The AUTOREG Procedure

GARCH Models

Consider the series ${y_{t}}$, which follows the GARCH process. The conditional distribution of the series Y for time t is written

\[  y_{t}| {\Psi }_{t-1} {\sim } \mr{N}(0, h_{t})  \]

where ${\Psi }_{t-1}$ denotes all available information at time ${t-1}$. The conditional variance ${ h_{t}}$ is

\[  h_{t} = {\omega } + \sum _{i=1}^{q}{{\alpha }_{i} y_{t-i}^{2}} + \sum _{j=1}^{p}{{\gamma }_{j} h_{t-j}}  \]


\[  p \ge 0, q>0  \]
\[  {\omega }>0, {\alpha }_{i} \ge 0, {\gamma }_{j} \ge 0  \]

The GARCH$(p,q)$ model reduces to the ARCH$(q)$ process when ${p=0}$. At least one of the ARCH parameters must be nonzero (${q > 0}$).

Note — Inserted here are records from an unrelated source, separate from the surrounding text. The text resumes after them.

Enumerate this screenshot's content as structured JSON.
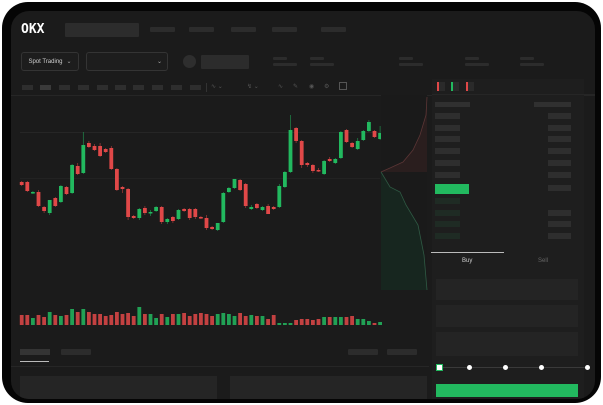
{
  "header": {
    "logo": "OKX",
    "market_selector": {
      "label": "Spot Trading",
      "icon": "chevron-down-icon"
    },
    "pair_selector": {
      "icon": "chevron-down-icon"
    }
  },
  "order_book": {
    "view_icons": [
      "order-book-both-icon",
      "order-book-bids-icon",
      "order-book-asks-icon"
    ]
  },
  "trade_form": {
    "tabs": [
      {
        "label": "Buy",
        "active": true
      },
      {
        "label": "Sell",
        "active": false
      }
    ],
    "slider_percent": 0
  },
  "colors": {
    "up": "#22b95f",
    "down": "#e04848",
    "background": "#1b1b1b",
    "frame": "#050505"
  },
  "chart_data": {
    "type": "candlestick",
    "candles_ohlc": [
      [
        118,
        119,
        114,
        115
      ],
      [
        118,
        119,
        108,
        109
      ],
      [
        107,
        109,
        106,
        108
      ],
      [
        108,
        110,
        93,
        94
      ],
      [
        93,
        94,
        87,
        89
      ],
      [
        87,
        100,
        85,
        100
      ],
      [
        102,
        103,
        93,
        94
      ],
      [
        98,
        115,
        97,
        114
      ],
      [
        113,
        114,
        105,
        106
      ],
      [
        107,
        136,
        106,
        135
      ],
      [
        134,
        137,
        125,
        126
      ],
      [
        127,
        168,
        126,
        155
      ],
      [
        157,
        159,
        152,
        153
      ],
      [
        154,
        156,
        149,
        150
      ],
      [
        154,
        157,
        143,
        144
      ],
      [
        151,
        152,
        147,
        148
      ],
      [
        152,
        154,
        130,
        131
      ],
      [
        131,
        132,
        109,
        110
      ],
      [
        113,
        114,
        107,
        111
      ],
      [
        111,
        112,
        80,
        83
      ],
      [
        84,
        85,
        81,
        82
      ],
      [
        82,
        92,
        80,
        91
      ],
      [
        92,
        94,
        85,
        87
      ],
      [
        87,
        90,
        84,
        88
      ],
      [
        89,
        94,
        88,
        93
      ],
      [
        93,
        94,
        76,
        78
      ],
      [
        78,
        82,
        76,
        81
      ],
      [
        83,
        84,
        77,
        79
      ],
      [
        81,
        91,
        80,
        90
      ],
      [
        91,
        92,
        88,
        89
      ],
      [
        91,
        92,
        80,
        82
      ],
      [
        91,
        92,
        81,
        83
      ],
      [
        83,
        84,
        81,
        82
      ],
      [
        82,
        85,
        70,
        72
      ],
      [
        73,
        74,
        70,
        71
      ],
      [
        70,
        77,
        69,
        77
      ],
      [
        78,
        108,
        77,
        107
      ],
      [
        108,
        113,
        107,
        112
      ],
      [
        112,
        121,
        111,
        121
      ],
      [
        120,
        121,
        109,
        110
      ],
      [
        116,
        117,
        92,
        94
      ],
      [
        91,
        95,
        90,
        93
      ],
      [
        96,
        97,
        91,
        92
      ],
      [
        90,
        94,
        89,
        93
      ],
      [
        94,
        96,
        86,
        86
      ],
      [
        93,
        94,
        90,
        91
      ],
      [
        93,
        116,
        92,
        114
      ],
      [
        113,
        129,
        112,
        128
      ],
      [
        128,
        185,
        127,
        170
      ],
      [
        172,
        173,
        157,
        159
      ],
      [
        159,
        160,
        132,
        135
      ],
      [
        137,
        138,
        133,
        135
      ],
      [
        135,
        136,
        127,
        129
      ],
      [
        130,
        132,
        128,
        129
      ],
      [
        126,
        140,
        125,
        139
      ],
      [
        141,
        143,
        138,
        139
      ],
      [
        137,
        142,
        136,
        141
      ],
      [
        142,
        169,
        141,
        168
      ],
      [
        170,
        171,
        157,
        158
      ],
      [
        157,
        158,
        152,
        153
      ],
      [
        151,
        162,
        150,
        159
      ],
      [
        160,
        170,
        159,
        169
      ],
      [
        169,
        180,
        168,
        178
      ],
      [
        169,
        170,
        162,
        163
      ],
      [
        161,
        174,
        160,
        167
      ]
    ],
    "volume": [
      10,
      10,
      7,
      10,
      8,
      13,
      10,
      9,
      10,
      16,
      13,
      16,
      13,
      11,
      11,
      9,
      10,
      13,
      11,
      12,
      9,
      18,
      11,
      11,
      7,
      11,
      8,
      11,
      11,
      12,
      9,
      11,
      12,
      11,
      9,
      11,
      12,
      11,
      9,
      12,
      9,
      10,
      9,
      9,
      6,
      10,
      2,
      2,
      2,
      5,
      6,
      6,
      5,
      6,
      8,
      8,
      8,
      8,
      8,
      9,
      6,
      6,
      4,
      2,
      3
    ]
  }
}
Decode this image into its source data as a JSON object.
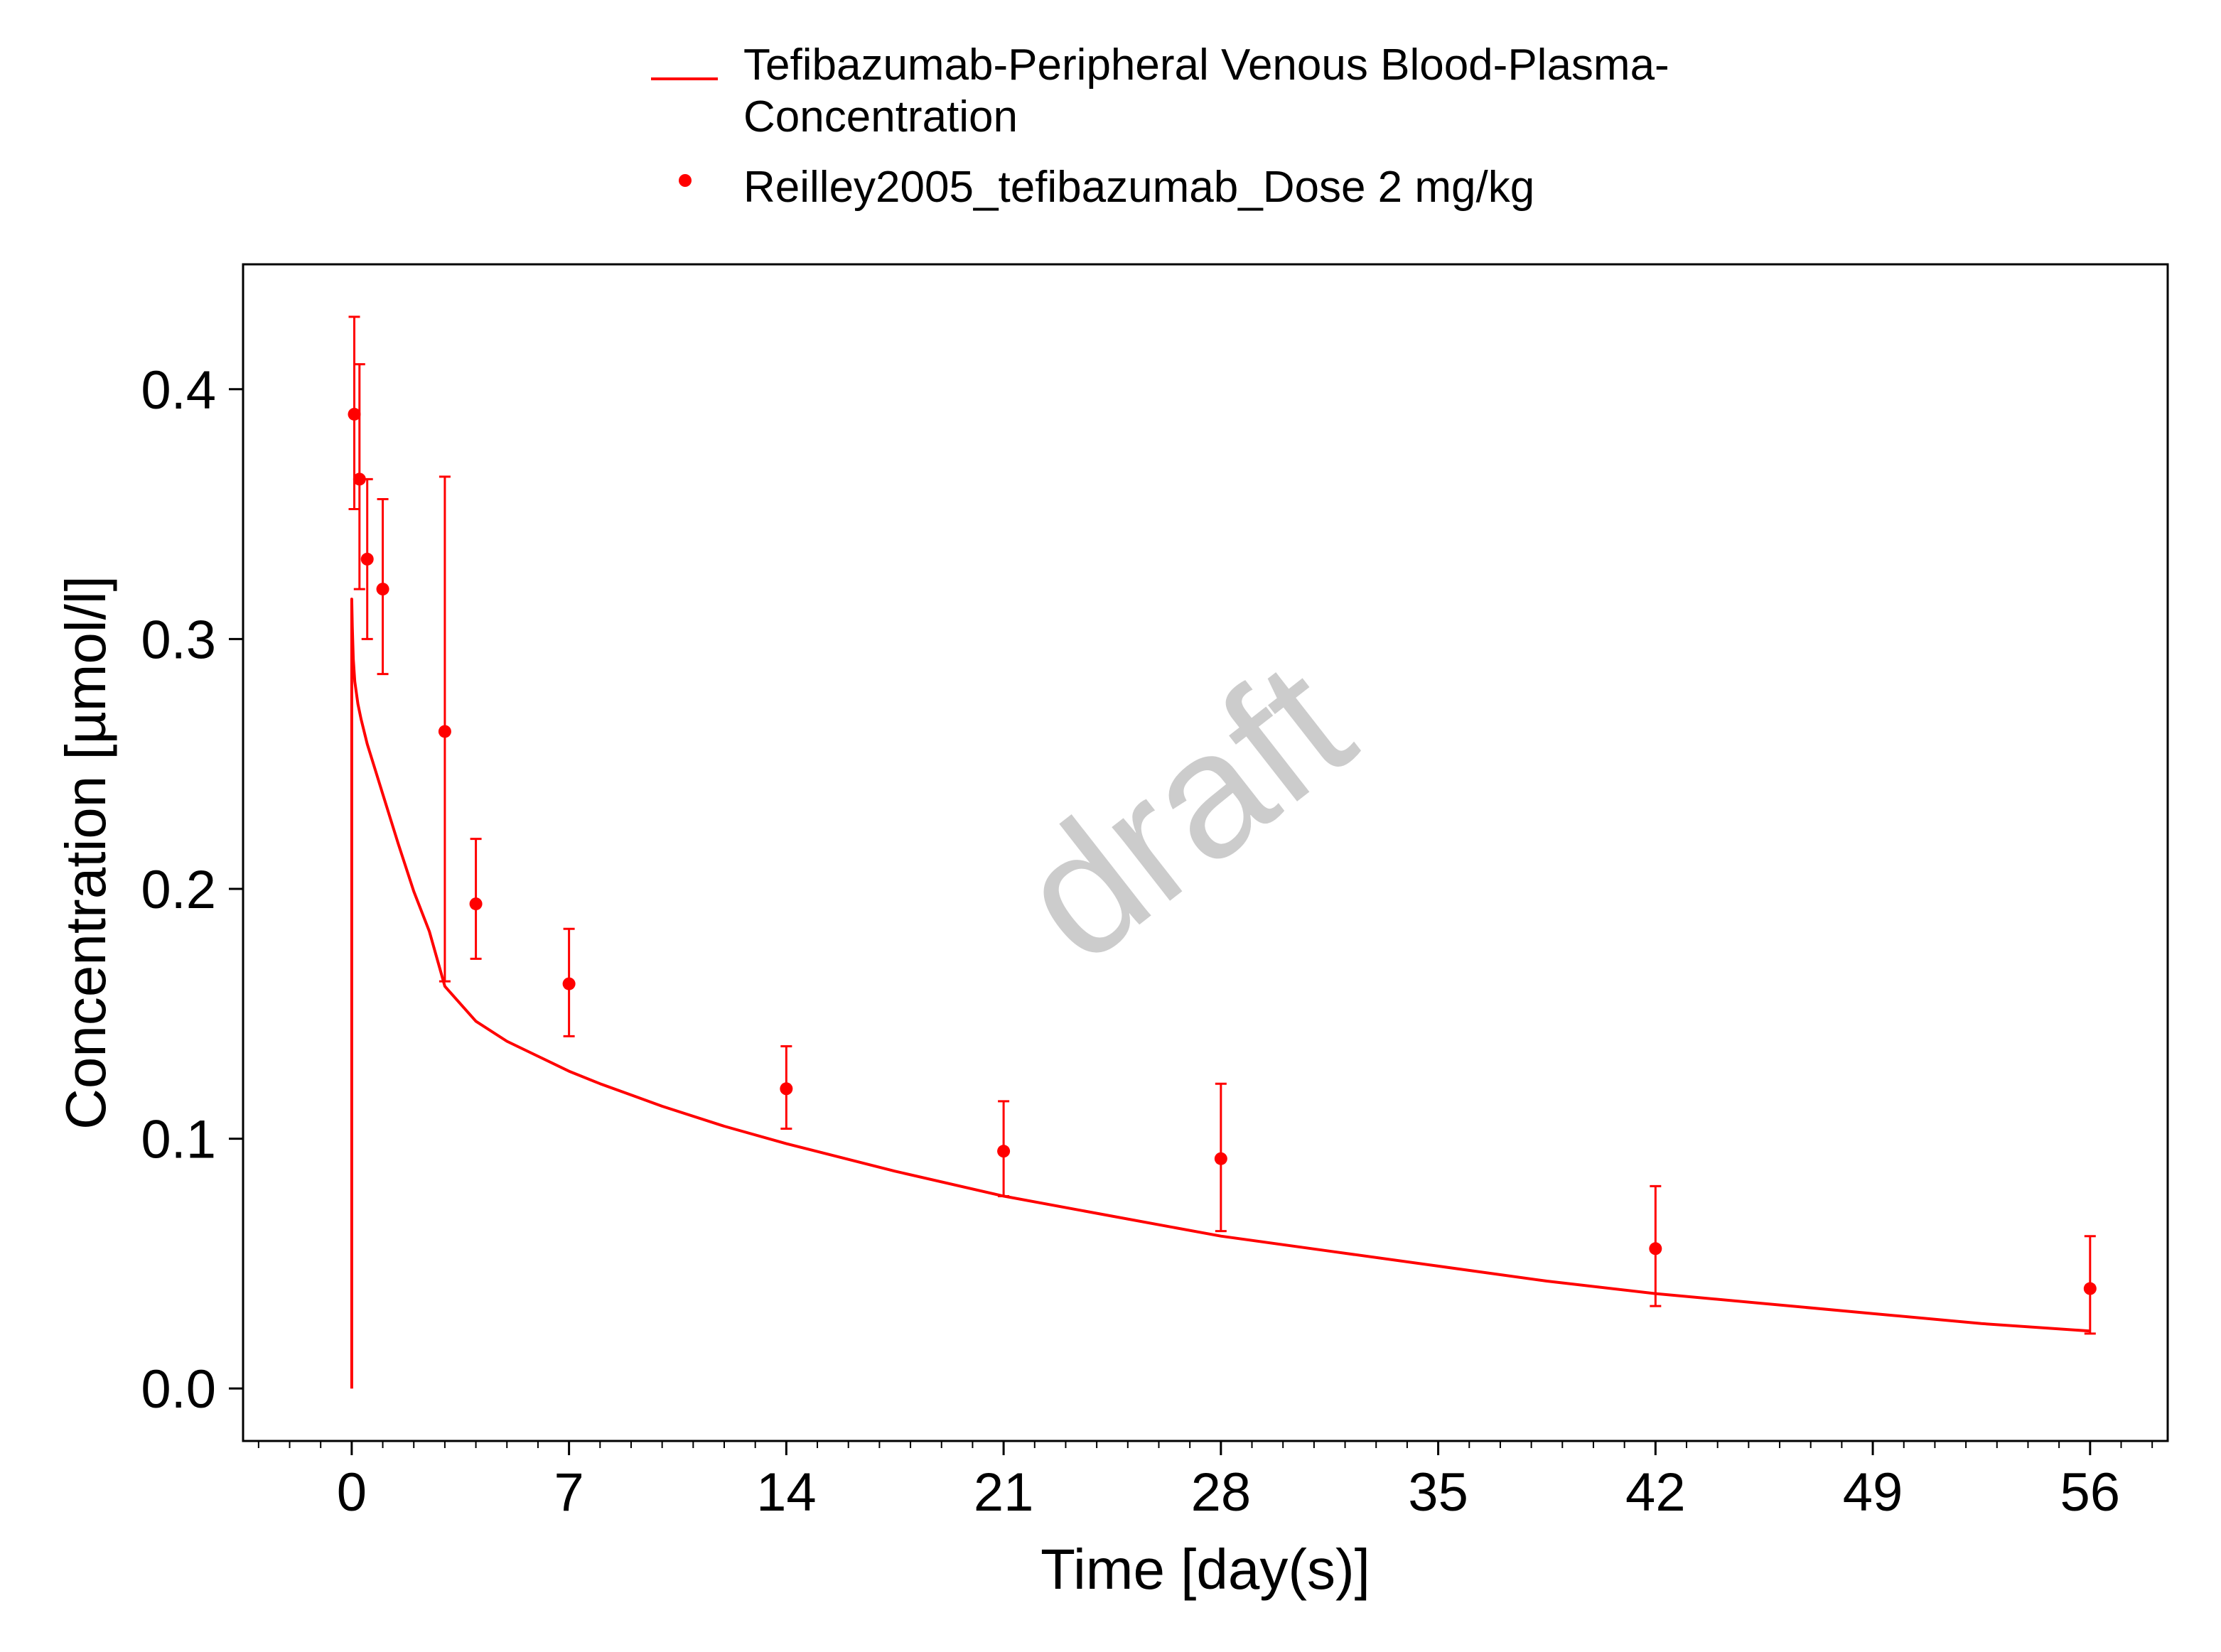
{
  "chart_data": {
    "type": "line",
    "title": "",
    "xlabel": "Time [day(s)]",
    "ylabel": "Concentration [µmol/l]",
    "xlim": [
      -3.5,
      58.5
    ],
    "ylim": [
      -0.021,
      0.45
    ],
    "x_ticks": [
      0,
      7,
      14,
      21,
      28,
      35,
      42,
      49,
      56
    ],
    "x_tick_labels": [
      "0",
      "7",
      "14",
      "21",
      "28",
      "35",
      "42",
      "49",
      "56"
    ],
    "x_minor_step": 1,
    "y_ticks": [
      0.0,
      0.1,
      0.2,
      0.3,
      0.4
    ],
    "y_tick_labels": [
      "0.0",
      "0.1",
      "0.2",
      "0.3",
      "0.4"
    ],
    "grid": false,
    "legend_position": "top",
    "legend": [
      {
        "kind": "line",
        "lines": [
          "Tefibazumab-Peripheral Venous Blood-Plasma-",
          "Concentration"
        ]
      },
      {
        "kind": "point",
        "lines": [
          "Reilley2005_tefibazumab_Dose 2 mg/kg"
        ]
      }
    ],
    "watermark": "draft",
    "series": [
      {
        "name": "Tefibazumab-Peripheral Venous Blood-Plasma-Concentration",
        "kind": "line",
        "color": "#ff0000",
        "x": [
          0,
          0,
          0.02,
          0.05,
          0.1,
          0.2,
          0.3,
          0.5,
          0.75,
          1,
          1.5,
          2,
          2.5,
          3,
          4,
          5,
          6,
          7,
          8,
          10,
          12,
          14,
          17.5,
          21,
          24.5,
          28,
          31.5,
          35,
          38.5,
          42,
          45.5,
          49,
          52.5,
          56
        ],
        "y": [
          0.0,
          0.316,
          0.305,
          0.292,
          0.283,
          0.274,
          0.268,
          0.258,
          0.248,
          0.238,
          0.218,
          0.199,
          0.183,
          0.161,
          0.147,
          0.139,
          0.133,
          0.127,
          0.122,
          0.113,
          0.105,
          0.098,
          0.087,
          0.077,
          0.069,
          0.061,
          0.055,
          0.049,
          0.043,
          0.038,
          0.034,
          0.03,
          0.026,
          0.023
        ]
      },
      {
        "name": "Reilley2005_tefibazumab_Dose 2 mg/kg",
        "kind": "points",
        "color": "#ff0000",
        "x": [
          0.083,
          0.25,
          0.5,
          1,
          3,
          4,
          7,
          14,
          21,
          28,
          42,
          56
        ],
        "y": [
          0.39,
          0.364,
          0.332,
          0.32,
          0.263,
          0.194,
          0.162,
          0.12,
          0.095,
          0.092,
          0.056,
          0.04
        ],
        "err_low": [
          0.352,
          0.32,
          0.3,
          0.286,
          0.163,
          0.172,
          0.141,
          0.104,
          0.077,
          0.063,
          0.033,
          0.022
        ],
        "err_high": [
          0.429,
          0.41,
          0.364,
          0.356,
          0.365,
          0.22,
          0.184,
          0.137,
          0.115,
          0.122,
          0.081,
          0.061
        ]
      }
    ]
  }
}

The GARCH regression model can be written

\[  y_{t} = \mb{x} _{t}’ {\beta } + {\epsilon }_{t}  \]
\[  {\epsilon }_{t} = \sqrt { h_{t}} e_{t}  \]
\[  h_{t} = {\omega } + \sum _{i=1}^{q}{{\alpha }_{i} {\epsilon }_{t-i}^{2}} + \sum _{j=1}^{p}{{\gamma }_{j} h_{t-j}}  \]

where ${ e_{t} {\sim } \mr{IN}(0, 1)}$.

In addition, you can consider the model with disturbances following an autoregressive process and with the GARCH errors. The AR$(m)$-GARCH$(p,q)$ regression model is denoted

\[  y_{t} = \mb{x} _{t}’ {\beta } + {\nu }_{t}  \]
\[  {\nu }_{t} = {\epsilon }_{t} - {\varphi }_{1} {\nu }_{t-1} -{\ldots }- {\varphi }_{m} {\nu }_{t-m}  \]
\[  {\epsilon }_{t} = \sqrt { h_{t}} e_{t}  \]
\[  h_{t} = {\omega } + \sum _{i=1}^{q}{{\alpha }_{i} {\epsilon }_{t-i}^{2}} + \sum _{j=1}^{p}{{\gamma }_{j} h_{t-j}}  \]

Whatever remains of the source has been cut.